Dimitri nasceu no outono de 1974 e era um típico alemão: tez clara, olhos azuis e 3,900 kg de pura saúde!

 

─ “Meu garoto lindo! Como você é parecido com papai!”, ela sempre se dizia.      ─ “Bruck ficaria encantado se soubesse e pudesse vê-lo!”. Mas ela sabia que isso jamais ocorreria porque nunca mais teria permissão para atravessar para Berlim Ocidental.

 

Os anos foram se passando e o menino, já adolescente, não se “encaixava” muito dentro dos preceitos comunistas e mãe e filho discutiam às vezes devido à diferença de crenças. De fato, a própria Maggie já não acreditava mais tanto nos valores e regras do Partido, mas não ousava discordar do regime para evitar problemas.

 

A grande chance para uma mudança chega em 1989, quando finalmente o maldito muro vem abaixo.

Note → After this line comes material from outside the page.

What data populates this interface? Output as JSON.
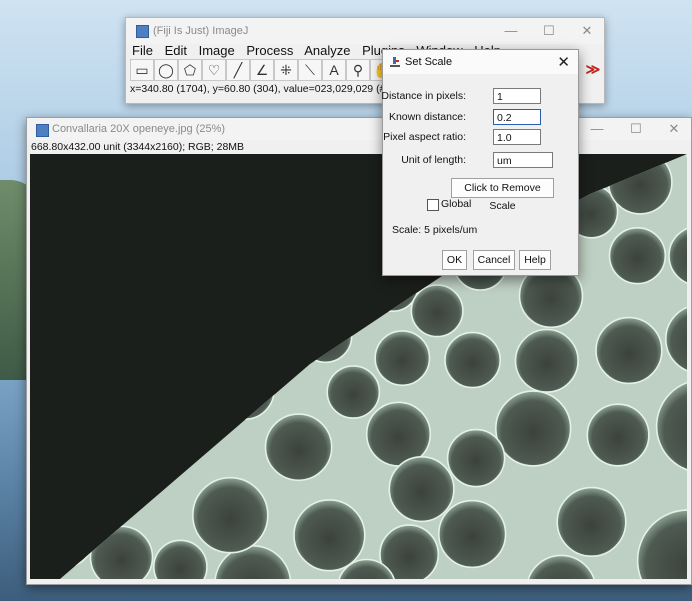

Dimitri estava entre os que ajudaram a demolir essa cerca que dividia as duas Alemanhas e foi com um misto de alívio e alegria que Maggie testemunhou esse fato histórico.

 

─ “Já se passou tanto tempo”, ela se diz. “O que será que ele faz agora? Será que continua a lecionar? Qual seria a reação se eu aparecesse agora, com seu filho adolescente?”

 

Há muito ela havia se arrependido da decisão tomada há quase 17 anos, mas nunca conseguira achar uma solução porque se sentia muito só e desamparada, sem coragem de tentar voltar atrás, principalmente depois que soube que estava grávida. Tinha se desencantado com o Partido, mas fora fraca e não conseguira mudar o rumo da história.

 

─ “O momento é agora”, disse em voz alta. “Nada mais nos prende desse lado da Alemanha”. E, determinada, aguarda a volta do filho para lhe comunicar que irão morar do outro lado.